CASI Literature Week:

CASI Literature Week: "Imagined Geographies? Contemporary Art of Central Asia"

November 28, 2017

Literature Week is a part of CASI’s Workshop on Literature and History. Supported by a generous contribution from Matthew Nimetz, the aim of the workshop is to create a community of junior scholars and advanced graduate students committed to studying literature and to applying literary tools and methodologies to the study of literary art in the Central Asian past.

SPEAKER: Diana Kudaibergenova

Short abstract: The understanding of regional locality and, moreover, of regional art and cultural production poses important questions, namely, What is Central Asia and Where is Central Asia? “Central Asia” is a multi-layered jigsaw that appears as a fairly simple and well-defined but in reality as very complex yet very exciting “lively space”. This is the space where borders melt and ethnicities overlap and where creative processes and networks of people will offer perspectives in the study of social and cultural reality.  But what is at play when we imagine and research “the region”? And what are other ways in which academic discussions and studies of Central Asia can reveal the cultural debates, debates on heritage and identity on the ground? Are in fact these identities as fragmented?

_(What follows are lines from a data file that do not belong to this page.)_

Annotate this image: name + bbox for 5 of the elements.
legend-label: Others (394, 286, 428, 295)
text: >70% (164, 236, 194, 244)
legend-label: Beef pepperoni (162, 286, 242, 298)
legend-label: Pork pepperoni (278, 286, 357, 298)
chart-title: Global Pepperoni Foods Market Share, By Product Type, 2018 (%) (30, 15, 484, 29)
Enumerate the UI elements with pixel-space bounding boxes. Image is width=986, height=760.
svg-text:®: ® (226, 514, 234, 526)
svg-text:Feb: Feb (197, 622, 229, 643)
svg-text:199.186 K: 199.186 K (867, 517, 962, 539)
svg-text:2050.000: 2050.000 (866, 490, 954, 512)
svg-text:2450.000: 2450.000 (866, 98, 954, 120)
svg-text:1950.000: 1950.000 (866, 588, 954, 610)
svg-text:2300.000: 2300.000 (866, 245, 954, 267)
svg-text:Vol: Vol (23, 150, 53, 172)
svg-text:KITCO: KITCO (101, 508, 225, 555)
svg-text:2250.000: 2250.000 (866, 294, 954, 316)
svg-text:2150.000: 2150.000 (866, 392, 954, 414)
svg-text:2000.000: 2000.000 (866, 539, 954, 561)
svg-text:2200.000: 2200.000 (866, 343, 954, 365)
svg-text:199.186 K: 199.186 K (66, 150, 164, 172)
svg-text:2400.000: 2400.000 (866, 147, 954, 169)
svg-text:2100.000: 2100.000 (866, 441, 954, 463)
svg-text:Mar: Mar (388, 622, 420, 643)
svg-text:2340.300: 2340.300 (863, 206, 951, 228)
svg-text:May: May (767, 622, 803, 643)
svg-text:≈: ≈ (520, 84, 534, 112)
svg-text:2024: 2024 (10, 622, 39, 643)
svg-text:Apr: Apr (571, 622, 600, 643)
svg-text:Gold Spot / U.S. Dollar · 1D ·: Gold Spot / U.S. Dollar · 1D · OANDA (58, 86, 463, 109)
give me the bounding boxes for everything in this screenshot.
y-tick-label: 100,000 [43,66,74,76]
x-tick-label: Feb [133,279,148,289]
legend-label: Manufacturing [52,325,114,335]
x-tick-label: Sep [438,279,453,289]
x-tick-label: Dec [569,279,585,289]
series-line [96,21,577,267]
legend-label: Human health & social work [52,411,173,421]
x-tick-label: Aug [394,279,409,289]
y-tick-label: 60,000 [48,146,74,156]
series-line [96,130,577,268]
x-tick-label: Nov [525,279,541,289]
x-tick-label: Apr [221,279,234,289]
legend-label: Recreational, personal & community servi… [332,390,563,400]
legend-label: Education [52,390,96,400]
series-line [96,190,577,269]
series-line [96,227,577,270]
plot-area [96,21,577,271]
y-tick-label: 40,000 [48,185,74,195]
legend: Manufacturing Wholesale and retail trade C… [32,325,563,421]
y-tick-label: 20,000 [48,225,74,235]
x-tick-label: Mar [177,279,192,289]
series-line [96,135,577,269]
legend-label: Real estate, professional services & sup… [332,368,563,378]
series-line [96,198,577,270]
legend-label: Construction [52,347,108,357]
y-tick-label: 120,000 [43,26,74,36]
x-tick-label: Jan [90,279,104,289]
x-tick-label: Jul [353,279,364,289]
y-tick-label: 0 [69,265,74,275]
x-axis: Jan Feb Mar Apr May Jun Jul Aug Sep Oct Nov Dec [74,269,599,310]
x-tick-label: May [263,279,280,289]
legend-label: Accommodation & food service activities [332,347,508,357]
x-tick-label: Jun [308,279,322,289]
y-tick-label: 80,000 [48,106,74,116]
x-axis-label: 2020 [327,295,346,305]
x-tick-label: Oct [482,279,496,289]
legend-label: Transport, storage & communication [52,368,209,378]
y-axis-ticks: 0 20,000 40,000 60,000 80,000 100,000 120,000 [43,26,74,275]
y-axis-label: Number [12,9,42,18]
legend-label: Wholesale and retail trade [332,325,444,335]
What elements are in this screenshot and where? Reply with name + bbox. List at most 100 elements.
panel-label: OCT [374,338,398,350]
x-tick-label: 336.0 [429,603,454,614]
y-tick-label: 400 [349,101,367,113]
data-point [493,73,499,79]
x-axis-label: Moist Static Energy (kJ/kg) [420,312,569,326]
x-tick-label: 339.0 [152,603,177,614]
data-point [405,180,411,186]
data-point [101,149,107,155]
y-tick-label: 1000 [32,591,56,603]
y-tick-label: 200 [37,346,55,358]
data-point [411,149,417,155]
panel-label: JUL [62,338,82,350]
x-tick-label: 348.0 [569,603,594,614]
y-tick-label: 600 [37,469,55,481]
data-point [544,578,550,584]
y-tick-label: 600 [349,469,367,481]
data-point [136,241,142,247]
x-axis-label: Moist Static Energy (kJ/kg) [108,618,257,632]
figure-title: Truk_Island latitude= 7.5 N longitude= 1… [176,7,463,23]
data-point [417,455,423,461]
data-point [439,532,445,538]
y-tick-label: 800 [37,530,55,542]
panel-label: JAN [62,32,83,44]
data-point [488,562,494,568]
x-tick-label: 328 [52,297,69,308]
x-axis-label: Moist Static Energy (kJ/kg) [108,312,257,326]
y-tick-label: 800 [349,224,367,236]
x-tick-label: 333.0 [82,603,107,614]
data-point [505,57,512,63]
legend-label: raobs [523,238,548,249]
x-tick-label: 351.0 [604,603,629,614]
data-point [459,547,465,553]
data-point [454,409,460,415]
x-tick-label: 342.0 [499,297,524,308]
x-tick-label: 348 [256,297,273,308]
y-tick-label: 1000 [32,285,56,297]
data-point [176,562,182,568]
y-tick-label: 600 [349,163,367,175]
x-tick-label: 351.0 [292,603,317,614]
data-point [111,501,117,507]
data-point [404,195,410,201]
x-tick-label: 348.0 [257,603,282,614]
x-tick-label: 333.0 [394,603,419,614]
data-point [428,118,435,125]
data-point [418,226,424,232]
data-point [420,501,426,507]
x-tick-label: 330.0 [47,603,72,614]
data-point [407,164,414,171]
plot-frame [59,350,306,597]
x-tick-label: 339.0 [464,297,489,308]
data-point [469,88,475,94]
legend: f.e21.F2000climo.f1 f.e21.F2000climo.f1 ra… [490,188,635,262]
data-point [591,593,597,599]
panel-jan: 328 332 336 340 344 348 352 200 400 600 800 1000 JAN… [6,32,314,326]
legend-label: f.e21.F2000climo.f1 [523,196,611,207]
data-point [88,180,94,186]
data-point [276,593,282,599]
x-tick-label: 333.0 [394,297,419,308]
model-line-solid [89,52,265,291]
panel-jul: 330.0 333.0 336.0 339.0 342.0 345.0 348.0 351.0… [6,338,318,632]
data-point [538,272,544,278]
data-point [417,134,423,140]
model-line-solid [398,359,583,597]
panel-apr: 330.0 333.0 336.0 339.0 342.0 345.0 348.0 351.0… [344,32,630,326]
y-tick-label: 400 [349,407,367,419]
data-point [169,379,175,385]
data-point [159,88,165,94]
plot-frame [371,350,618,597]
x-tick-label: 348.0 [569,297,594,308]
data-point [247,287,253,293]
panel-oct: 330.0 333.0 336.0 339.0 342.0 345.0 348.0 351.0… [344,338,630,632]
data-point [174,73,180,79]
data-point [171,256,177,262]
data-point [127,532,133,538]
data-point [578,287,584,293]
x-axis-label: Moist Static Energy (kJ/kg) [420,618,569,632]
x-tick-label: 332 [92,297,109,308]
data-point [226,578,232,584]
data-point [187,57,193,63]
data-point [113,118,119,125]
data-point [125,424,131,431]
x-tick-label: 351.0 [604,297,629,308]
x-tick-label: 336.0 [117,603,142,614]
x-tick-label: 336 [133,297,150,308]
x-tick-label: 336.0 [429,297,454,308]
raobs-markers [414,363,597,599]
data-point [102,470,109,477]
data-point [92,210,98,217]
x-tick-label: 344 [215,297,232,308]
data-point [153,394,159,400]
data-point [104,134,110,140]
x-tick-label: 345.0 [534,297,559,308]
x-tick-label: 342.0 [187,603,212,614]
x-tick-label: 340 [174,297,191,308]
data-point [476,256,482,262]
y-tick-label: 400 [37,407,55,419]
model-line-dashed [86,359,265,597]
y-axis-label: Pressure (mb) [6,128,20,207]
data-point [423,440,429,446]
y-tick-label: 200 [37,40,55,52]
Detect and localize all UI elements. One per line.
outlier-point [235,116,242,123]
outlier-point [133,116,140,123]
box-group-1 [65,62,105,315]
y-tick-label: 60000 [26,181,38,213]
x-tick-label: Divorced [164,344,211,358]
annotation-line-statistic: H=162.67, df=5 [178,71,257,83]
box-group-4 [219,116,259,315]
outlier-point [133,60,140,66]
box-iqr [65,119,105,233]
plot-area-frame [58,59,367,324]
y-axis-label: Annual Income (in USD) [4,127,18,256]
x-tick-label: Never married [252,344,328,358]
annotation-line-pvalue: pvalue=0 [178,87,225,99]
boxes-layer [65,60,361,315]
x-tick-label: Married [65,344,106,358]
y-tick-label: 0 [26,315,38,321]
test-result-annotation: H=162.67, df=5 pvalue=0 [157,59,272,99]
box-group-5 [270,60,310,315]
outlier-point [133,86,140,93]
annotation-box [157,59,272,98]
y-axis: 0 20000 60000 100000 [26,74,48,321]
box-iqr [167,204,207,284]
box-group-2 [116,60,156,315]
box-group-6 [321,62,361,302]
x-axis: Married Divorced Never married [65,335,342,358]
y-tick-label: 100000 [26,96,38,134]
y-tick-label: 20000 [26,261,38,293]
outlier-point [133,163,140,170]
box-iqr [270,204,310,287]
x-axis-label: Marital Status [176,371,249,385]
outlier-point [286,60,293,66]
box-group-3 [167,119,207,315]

In this talk Diana T. Kudaibergenova will present a part of her ongoing project on contemporary art and power in Central Asia. She has been working on contemporary art for more than 10 years and explores the ways power is contested and practiced in art and around it.

Bio: A graduate of Cambridge University, Diana is currently a postdoctoral fellow at the University of Lund. She is the author of the recently published Re-writing the Nation: Elites, Networks and Narratives in Modern Kazakh Literature.  Her main research focuses on the study of power, norms and social meaning of law. In her current projects she focuses on legal and cultural understanding of nationalism and secessionism claims, claims for national self-determination and legal pluralism under conditions of on-going conflicts and secessionist contexts that are deemed illegal under international law. One of the running themes of the research deals with the cultural and political claims of ethnic Russians abroad. Kudaibergenova’s forthcoming book manuscript that is based on her doctoral dissertation deals with the growing normalization of nationalist claims in post-Soviet Latvia and Kazakhstan and examines the ways in which Russian-speaking minorities in these countries dealt with the issues of pressing nationalization through their claims to international law. Kudaibergenova’s most recent study deals with similar claims of Russian-speaking minority in Ukraine and Crimea.

The issue of norms and social aspects of law in Central Asia is the focus of Kudaibergenova’s second project. This project deals with the power contestations, de-normalization and the struggles for defining what is a norm or tradition and in claiming this power.